Tunceli Ovacık

Tunceli Ovacık

Ovacık, Tunceli arası uzaklık: 29 km. Ovacık, Hozat arası uzaklık: 39 km.

TARİHİ

1200’lü yılların başında: Mengüç Beylerinden Ahmet Gazi, Erzincan ve Ovacık yöresine hakim olmuştur. 1886 yılında yerleşim yeri, Mamuret-ül Aziz (günümüzdeki ismiyle Elazığ) vilayetine bağlanır.

1908 yılında ise, ayrı bir ilçe olarak Yeşilyazı’da kurulur. 1’nci Dünya savaşında, Rus işgali görülür. 1935 yılında yerleşim yeri Tunceli iline bağlanır. 1938 yılında ilçe merkezi, Yeşilyazı’dan alınarak günümüzdeki Pulur Mahallesine nakledilir ve Belediye kurulur.

GENEL

Yerleşim yeri ismini, dağların arasında bulunan ovadan alır. Arazinin büyük bölümü dağlardan oluşur. Bu yüzden, rakım ortalama 1300 metredir.

GEZİLECEK YERLER

Tunceli Ovacık Munzur gözeleri

MUNZUR GÖZELERİ

Tunceli il merkezine 80 km ve Ovacık ilçe merkezine 17 km uzaklıktadır. Burası yöre halkının en sık kullandığı mesire alanıdır. Ama aynı zamanda bölge halkı tarafından kutsal kabul edilirler. Ovacık ilçesinin Ziyaret köyü yakınlarındadır.

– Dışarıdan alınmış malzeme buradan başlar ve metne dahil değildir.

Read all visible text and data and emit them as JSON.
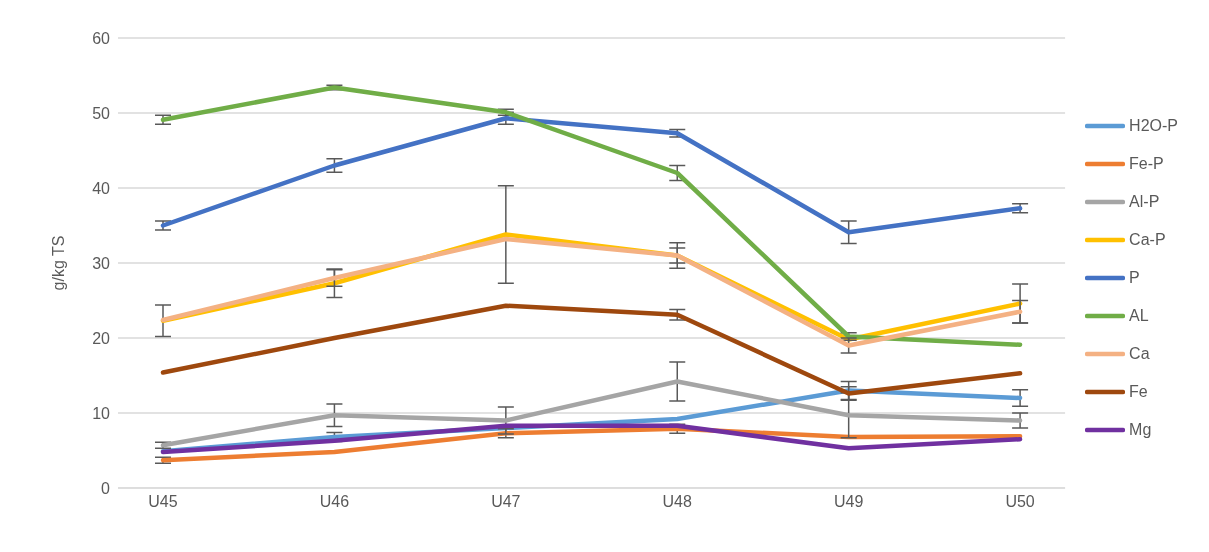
{
  "chart_data": {
    "type": "line",
    "ylabel": "g/kg TS",
    "categories": [
      "U45",
      "U46",
      "U47",
      "U48",
      "U49",
      "U50"
    ],
    "series": [
      {
        "name": "H2O-P",
        "color": "#5b9bd5",
        "values": [
          4.9,
          6.8,
          8.0,
          9.2,
          13.0,
          12.0
        ],
        "errors": [
          null,
          0.6,
          null,
          null,
          1.2,
          1.1
        ]
      },
      {
        "name": "Fe-P",
        "color": "#ed7d31",
        "values": [
          3.7,
          4.8,
          7.3,
          7.9,
          6.8,
          6.9
        ],
        "errors": [
          0.4,
          null,
          0.6,
          0.6,
          null,
          null
        ]
      },
      {
        "name": "Al-P",
        "color": "#a5a5a5",
        "values": [
          5.7,
          9.7,
          9.0,
          14.2,
          9.7,
          9.0
        ],
        "errors": [
          0.4,
          1.5,
          1.8,
          2.6,
          3.0,
          1.0
        ]
      },
      {
        "name": "Ca-P",
        "color": "#ffc000",
        "values": [
          22.3,
          27.3,
          33.8,
          31.0,
          19.8,
          24.6
        ],
        "errors": [
          2.1,
          1.9,
          6.5,
          1.0,
          null,
          2.6
        ]
      },
      {
        "name": "P",
        "color": "#4472c4",
        "values": [
          35.0,
          43.0,
          49.3,
          47.3,
          34.1,
          37.3
        ],
        "errors": [
          0.6,
          0.9,
          0.8,
          0.5,
          1.5,
          0.6
        ]
      },
      {
        "name": "AL",
        "color": "#70ad47",
        "values": [
          49.1,
          53.4,
          50.1,
          42.0,
          20.2,
          19.1
        ],
        "errors": [
          0.6,
          0.3,
          0.4,
          1.0,
          0.5,
          null
        ]
      },
      {
        "name": "Ca",
        "color": "#f4b183",
        "values": [
          22.4,
          28.0,
          33.2,
          31.0,
          19.0,
          23.5
        ],
        "errors": [
          null,
          1.1,
          null,
          1.7,
          1.0,
          1.5
        ]
      },
      {
        "name": "Fe",
        "color": "#9e480e",
        "values": [
          15.4,
          20.0,
          24.3,
          23.1,
          12.6,
          15.3
        ],
        "errors": [
          null,
          null,
          null,
          0.7,
          0.9,
          null
        ]
      },
      {
        "name": "Mg",
        "color": "#7030a0",
        "values": [
          4.8,
          6.3,
          8.3,
          8.3,
          5.3,
          6.5
        ],
        "errors": [
          null,
          null,
          null,
          null,
          null,
          null
        ]
      }
    ],
    "ylim": [
      0,
      60
    ],
    "yticks": [
      0,
      10,
      20,
      30,
      40,
      50,
      60
    ],
    "grid": "y",
    "legend": "right",
    "marker": "none",
    "line_style": "solid"
  }
}
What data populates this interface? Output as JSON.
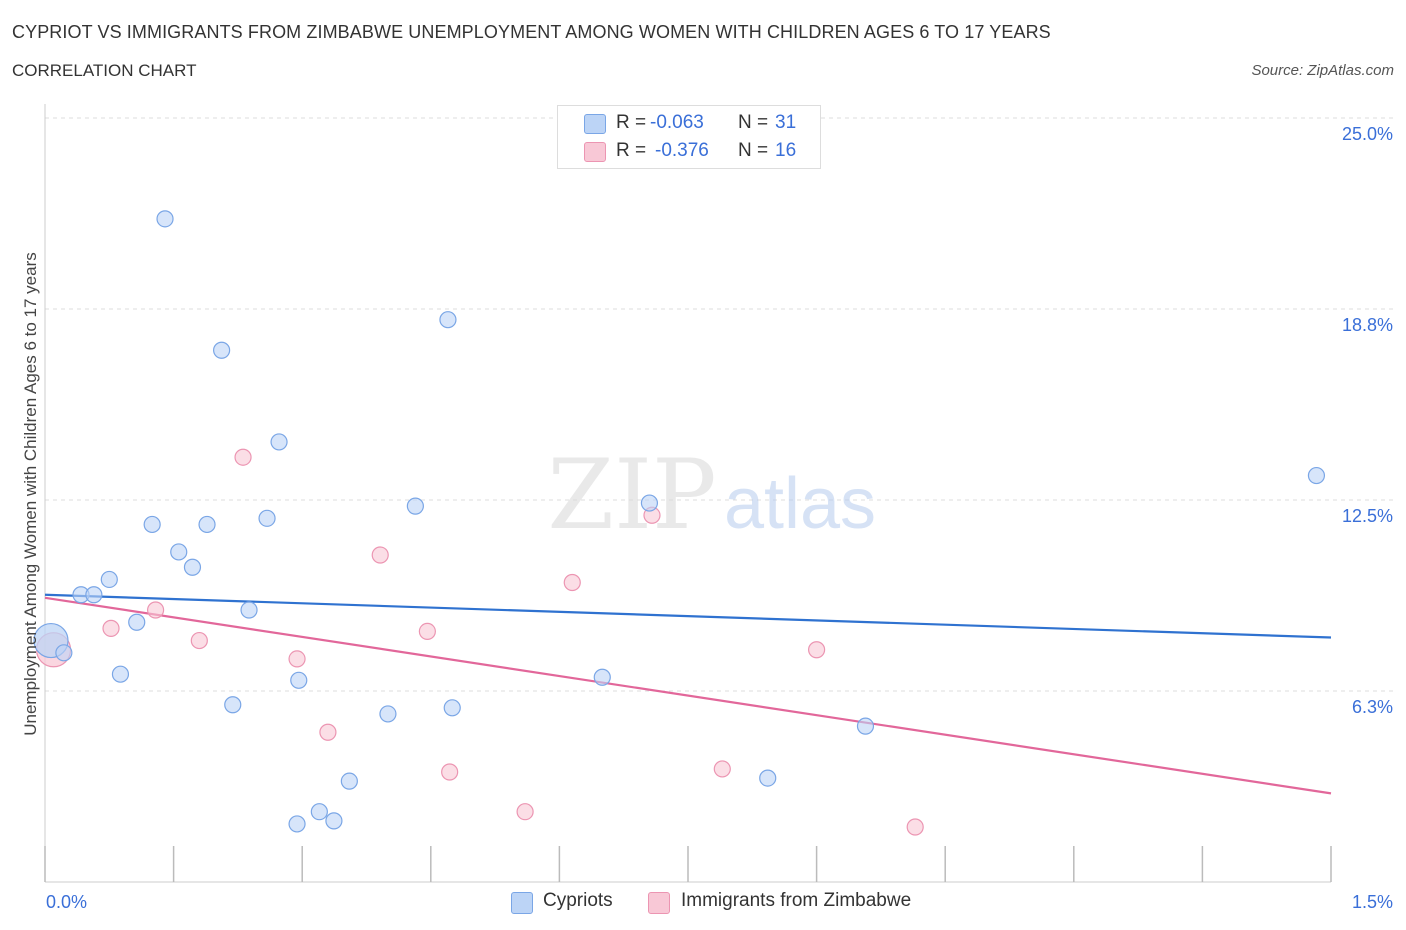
{
  "header": {
    "title": "CYPRIOT VS IMMIGRANTS FROM ZIMBABWE UNEMPLOYMENT AMONG WOMEN WITH CHILDREN AGES 6 TO 17 YEARS",
    "subtitle": "CORRELATION CHART",
    "source": "Source: ZipAtlas.com"
  },
  "watermark": {
    "zip": "ZIP",
    "atlas": "atlas"
  },
  "colors": {
    "blue_fill": "#bcd4f6",
    "blue_stroke": "#7aa6e6",
    "blue_line": "#2f72d0",
    "pink_fill": "#f8c8d6",
    "pink_stroke": "#ec95b2",
    "pink_line": "#e2679a",
    "value_text": "#3a6fd8",
    "grid": "#dddddd"
  },
  "legend_stats": [
    {
      "r_label": "R =",
      "r_value": "-0.063",
      "n_label": "N =",
      "n_value": "31"
    },
    {
      "r_label": "R =",
      "r_value": "-0.376",
      "n_label": "N =",
      "n_value": "16"
    }
  ],
  "chart_data": {
    "type": "scatter",
    "title": "CYPRIOT VS IMMIGRANTS FROM ZIMBABWE UNEMPLOYMENT AMONG WOMEN WITH CHILDREN AGES 6 TO 17 YEARS",
    "xlabel": "",
    "ylabel": "Unemployment Among Women with Children Ages 6 to 17 years",
    "xlim": [
      0,
      1.5
    ],
    "ylim": [
      0,
      25
    ],
    "x_tick_labels": [
      "0.0%",
      "1.5%"
    ],
    "y_ticks": [
      {
        "value": 6.25,
        "label": "6.3%"
      },
      {
        "value": 12.5,
        "label": "12.5%"
      },
      {
        "value": 18.75,
        "label": "18.8%"
      },
      {
        "value": 25,
        "label": "25.0%"
      }
    ],
    "grid": true,
    "legend_position": "bottom",
    "series": [
      {
        "name": "Cypriots",
        "color": "#7aa6e6",
        "points": [
          {
            "x": 0.007,
            "y": 7.9,
            "big": true
          },
          {
            "x": 0.022,
            "y": 7.5
          },
          {
            "x": 0.042,
            "y": 9.4
          },
          {
            "x": 0.057,
            "y": 9.4
          },
          {
            "x": 0.075,
            "y": 9.9
          },
          {
            "x": 0.088,
            "y": 6.8
          },
          {
            "x": 0.107,
            "y": 8.5
          },
          {
            "x": 0.125,
            "y": 11.7
          },
          {
            "x": 0.14,
            "y": 21.7
          },
          {
            "x": 0.156,
            "y": 10.8
          },
          {
            "x": 0.172,
            "y": 10.3
          },
          {
            "x": 0.189,
            "y": 11.7
          },
          {
            "x": 0.206,
            "y": 17.4
          },
          {
            "x": 0.219,
            "y": 5.8
          },
          {
            "x": 0.238,
            "y": 8.9
          },
          {
            "x": 0.259,
            "y": 11.9
          },
          {
            "x": 0.273,
            "y": 14.4
          },
          {
            "x": 0.294,
            "y": 1.9
          },
          {
            "x": 0.296,
            "y": 6.6
          },
          {
            "x": 0.32,
            "y": 2.3
          },
          {
            "x": 0.337,
            "y": 2.0
          },
          {
            "x": 0.355,
            "y": 3.3
          },
          {
            "x": 0.4,
            "y": 5.5
          },
          {
            "x": 0.432,
            "y": 12.3
          },
          {
            "x": 0.47,
            "y": 18.4
          },
          {
            "x": 0.475,
            "y": 5.7
          },
          {
            "x": 0.65,
            "y": 6.7
          },
          {
            "x": 0.705,
            "y": 12.4
          },
          {
            "x": 0.843,
            "y": 3.4
          },
          {
            "x": 0.957,
            "y": 5.1
          },
          {
            "x": 1.483,
            "y": 13.3
          }
        ],
        "trend": {
          "x": [
            0,
            1.5
          ],
          "y": [
            9.4,
            8.0
          ]
        }
      },
      {
        "name": "Immigrants from Zimbabwe",
        "color": "#ec95b2",
        "points": [
          {
            "x": 0.01,
            "y": 7.6,
            "big": true
          },
          {
            "x": 0.077,
            "y": 8.3
          },
          {
            "x": 0.129,
            "y": 8.9
          },
          {
            "x": 0.18,
            "y": 7.9
          },
          {
            "x": 0.231,
            "y": 13.9
          },
          {
            "x": 0.294,
            "y": 7.3
          },
          {
            "x": 0.33,
            "y": 4.9
          },
          {
            "x": 0.391,
            "y": 10.7
          },
          {
            "x": 0.446,
            "y": 8.2
          },
          {
            "x": 0.472,
            "y": 3.6
          },
          {
            "x": 0.56,
            "y": 2.3
          },
          {
            "x": 0.615,
            "y": 9.8
          },
          {
            "x": 0.708,
            "y": 12.0
          },
          {
            "x": 0.79,
            "y": 3.7
          },
          {
            "x": 0.9,
            "y": 7.6
          },
          {
            "x": 1.015,
            "y": 1.8
          }
        ],
        "trend": {
          "x": [
            0,
            1.5
          ],
          "y": [
            9.3,
            2.9
          ]
        }
      }
    ]
  }
}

Munzur dağlarının eteklerinde, 250-300 metrekarelik alanda bulunan yaklaşık 40 kadar gözeden: beyaz köpüklü, buz gibi sular fışkırır. Bunlar: yamaçlardan aşağıya çağlayanlar oluşturarak akar ve Munzur çayına dökülürler. Çayın çeşitli yerlerine ahşap masalar yerleştirilmiştir. Girişinde bayanlar tarafından yapılıp satılan gözlemelerden tatmalısınız.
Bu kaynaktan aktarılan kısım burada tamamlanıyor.